First, although it is common in some textbooks, I don't think it is a good thing to necessarily relate the equiprobability postulate to ergodicity.
Second, what this postulate enables is to estimate the probability distribution for the macrovariable you want to look at. You can of course look at the most probable value for this macrostate and this will correspond to a "thermodynamic interpretation" of what you can expect to observe.
However, in statistical mechanics, what you can expect is not the most probable value but rather the average value and they need not be the same.
Moreover, you may want more than simply the average value; you can also want to predict what is the free energy difference between one value of the macrostate and another in some kind of transformation in your sytem and for this you are in trouble if you don't try to get the probabilities right.
Suppose you have a box of volume $V$ filled with a mol of an ideal gas with internal energy $E$. This defines the macrostate of your system, or intuitively, how your system looks in a macroscopic scale. However, we still don't know how it looks in a microscopic scale, i.e., we don't know how the $\sim 10^{23}$ particles over there are behaving individually. There are many different possibilities, which are the microstates of the system. For example, at time $t = t_0$ they could have positions $x_i$ and velocities $v_i$, where the index runs over all the particles. This is one particular microstate. However, the macrostate would be the same if particle $i=1$ had position $x_2$ and velocity $v_2$ while particle $i=2$ had $x_2$ and $v_2$ (I'm assuming things are classical and indistinguishable for simplicity). So which is the correct microstate?
From a macroscopic point of view, we don't know. All we can do is attribute what is the probability of the system being in each possible microstate. The principle you stated implies that both microstates I exemplified are equally likely to be the actual microstate. We don't know which is the right microstate, and all the possible ones are equally likely.
The system moving towards the largest number of microstates is then not only a change of microstates, but also a change of macrostate. If I mix my gas with another box of gas at different temperature or something, the system will reach equilibrium at the macrostate with the most possible microstates. We still won't know what is the right microstate, being able only to attribute probabilities.
Essentially, as OP pointed out in the comments, the idea is that since we do not know which microstate is the correct one, we assign equal probabilities to all of them.

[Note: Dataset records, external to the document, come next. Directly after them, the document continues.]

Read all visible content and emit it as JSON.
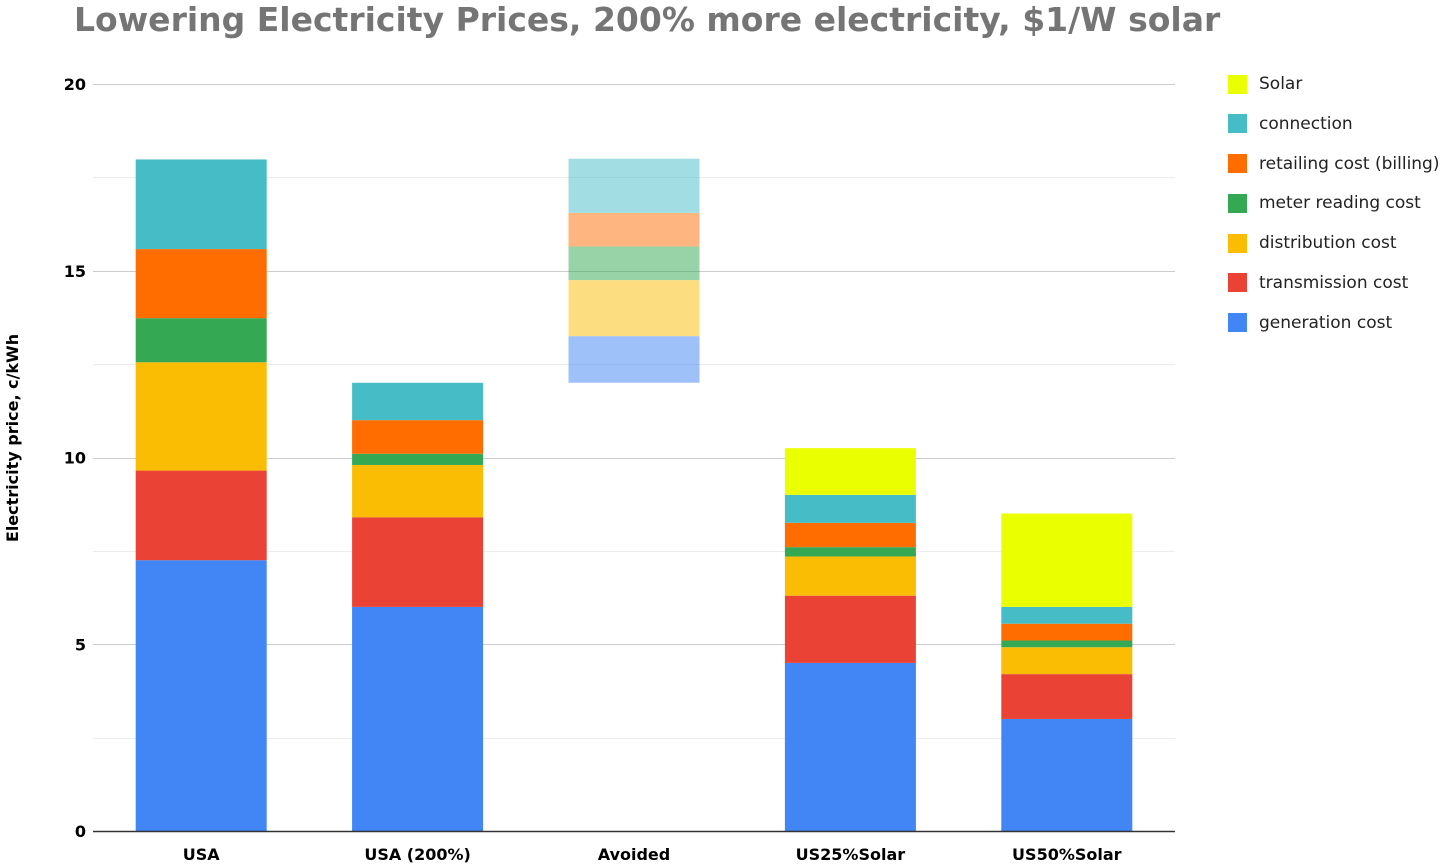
{
  "chart_data": {
    "type": "bar",
    "stacked": true,
    "title": "Lowering Electricity Prices, 200% more electricity, $1/W solar",
    "xlabel": "",
    "ylabel": "Electricity price, c/kWh",
    "ylim": [
      0,
      20
    ],
    "yticks": [
      0,
      5,
      10,
      15,
      20
    ],
    "ytick_labels": [
      "0",
      "5",
      "10",
      "15",
      "20"
    ],
    "grid": true,
    "legend_position": "right",
    "categories": [
      "USA",
      "USA (200%)",
      "Avoided",
      "US25%Solar",
      "US50%Solar"
    ],
    "category_bases": [
      0,
      0,
      12.0,
      0,
      0
    ],
    "faded_categories": [
      "Avoided"
    ],
    "series": [
      {
        "name": "generation cost",
        "color": "#4285f4",
        "values": [
          7.25,
          6.0,
          1.25,
          4.5,
          3.0
        ]
      },
      {
        "name": "transmission cost",
        "color": "#ea4335",
        "values": [
          2.4,
          2.4,
          0,
          1.8,
          1.2
        ]
      },
      {
        "name": "distribution cost",
        "color": "#fbbc04",
        "values": [
          2.9,
          1.4,
          1.5,
          1.05,
          0.72
        ]
      },
      {
        "name": "meter reading cost",
        "color": "#34a853",
        "values": [
          1.18,
          0.3,
          0.9,
          0.25,
          0.18
        ]
      },
      {
        "name": "retailing cost (billing)",
        "color": "#ff6d01",
        "values": [
          1.85,
          0.9,
          0.9,
          0.65,
          0.45
        ]
      },
      {
        "name": "connection",
        "color": "#46bdc6",
        "values": [
          2.4,
          1.0,
          1.45,
          0.75,
          0.45
        ]
      },
      {
        "name": "Solar",
        "color": "#eaff00",
        "values": [
          0,
          0,
          0,
          1.25,
          2.5
        ]
      }
    ],
    "legend_order": [
      "Solar",
      "connection",
      "retailing cost (billing)",
      "meter reading cost",
      "distribution cost",
      "transmission cost",
      "generation cost"
    ]
  }
}
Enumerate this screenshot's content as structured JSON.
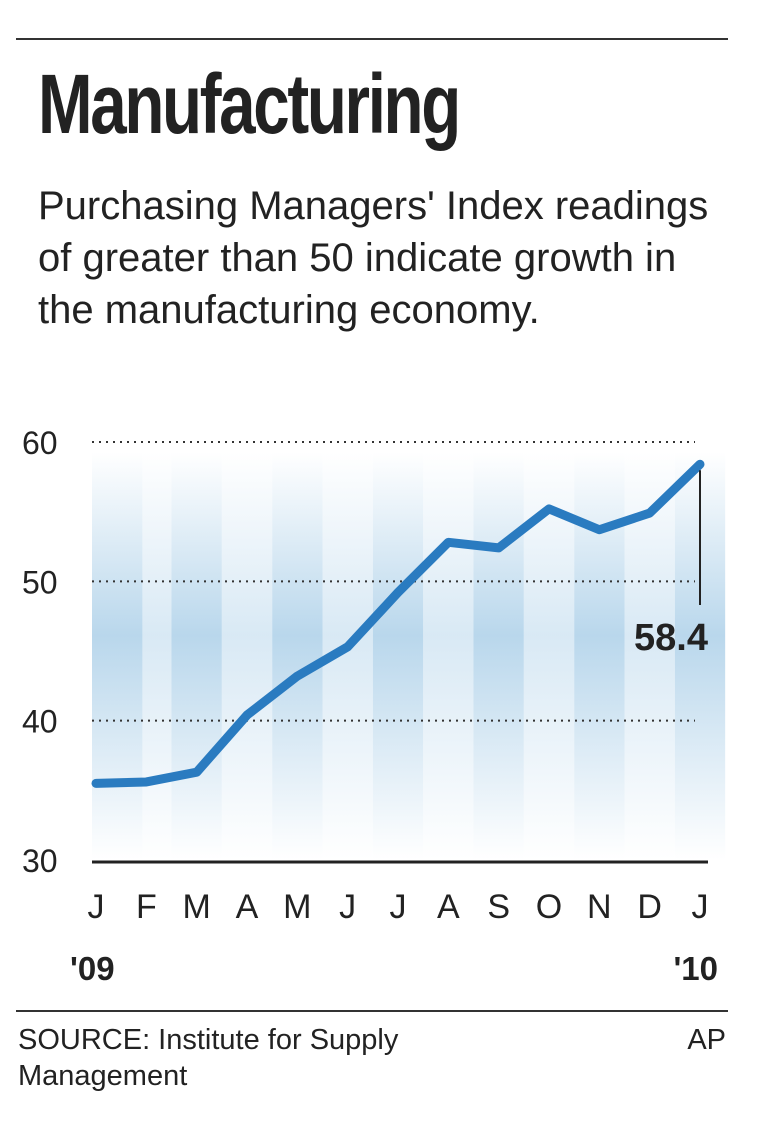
{
  "title": "Manufacturing",
  "subtitle": "Purchasing Managers' Index readings of greater than 50 indicate growth in the manufacturing economy.",
  "source": "SOURCE: Institute for Supply Management",
  "credit": "AP",
  "chart_data": {
    "type": "line",
    "categories": [
      "J",
      "F",
      "M",
      "A",
      "M",
      "J",
      "J",
      "A",
      "S",
      "O",
      "N",
      "D",
      "J"
    ],
    "year_labels": [
      "'09",
      "'10"
    ],
    "values": [
      35.5,
      35.6,
      36.3,
      40.4,
      43.2,
      45.3,
      49.2,
      52.8,
      52.4,
      55.2,
      53.7,
      54.9,
      58.4
    ],
    "ylim": [
      30,
      60
    ],
    "yticks": [
      30,
      40,
      50,
      60
    ],
    "grid": true,
    "annotation": "58.4",
    "line_color": "#2a7bc0",
    "background_color": "#b9d7ec"
  }
}
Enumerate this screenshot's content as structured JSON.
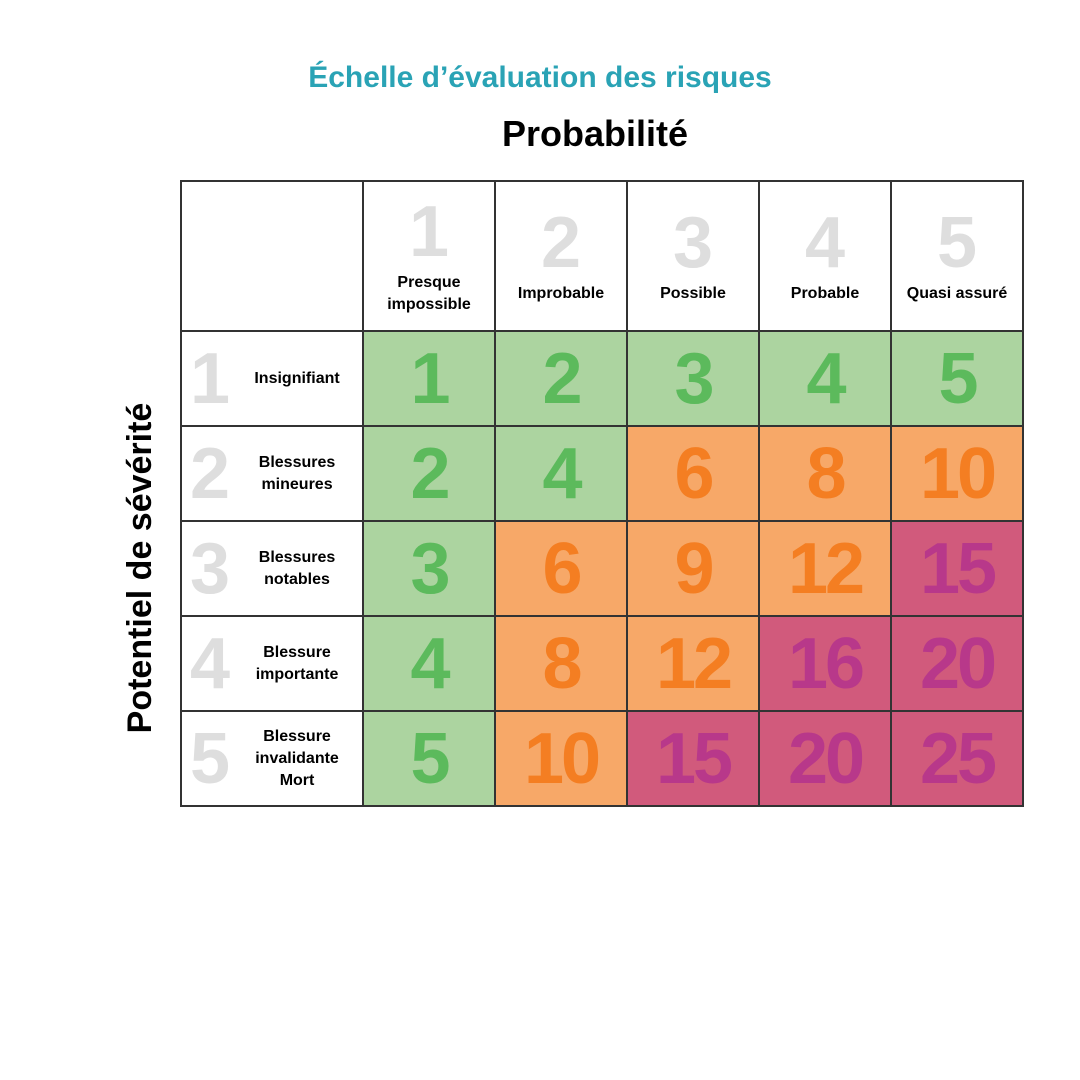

Now, this does have a bit of nuance. Is it always valid to do this? In fact, it depends on the information you have about your system. Instead of an ideal gas, let us pick a generic gas. If the energy is fixed, then all available microstates should have the very same internal energy and there is no reason to prefer one of them over the other ones. We call this the microcanonical ensemble. On the other hand, suppose temperature (which is related to the expectation value of energy) is fixed. In this situation, there could be states with more internal energy than others, as long as the temperature stays the same (for the ideal gas, this won't happen because the energy is proportional to temperature, but let us consider a more general scenario). In this situation, it can be more likely for microstates with lower internal energy to occur, so we won't pick all probabilities to be the same. Instead, they are given by a Boltzmann distribution. This is known as the canonical ensemble.
The key point is that since we do not know what is the true microstate, we can only assign probabilities. We do this according to the information we have (or according to the experimental conditions, if you prefer). For fixed energy, all microstates should have the very same probability of being the true microstate, so they are, in this sense, equally likely.
Best Answer
The "search" for lowest energy states is a transient effect. If a system is in a high energy state and can emit energy out of the system, it will do so until the energy of the system diminishes to where it is no longer energetically favorable to do so.
This "isolated system" deals with the steady state case, where energy is not entering or leaving for an arbitrarily long time. Steady state systems exhibit different behaviors than transients.
Given two microstates A and B, we know that the probability of a A->B transition occurring must be the same as the probability of B->A because both states have equal energy. It's easy to see that if the probability of those transitions are equal, then the transient case would have smoothed them out before we arrived at steady state. If P(A) < P(B), we would expect more B->A transitions than A->B transitions, by Bayes' theorem, until eventually we reach P(A) = P(B).
Worth noting however: postulates are not provable. It's called the fundamental postulate of statistical mechanics because we can't actually prove that systems will do this. However, all systems yet observed do indeed demonstrate this behavior, even systems that were designed to break it. You could, however, turn it around and say that if the micro-states are not equiprobable, then you by definition do not fully know the composition of the system.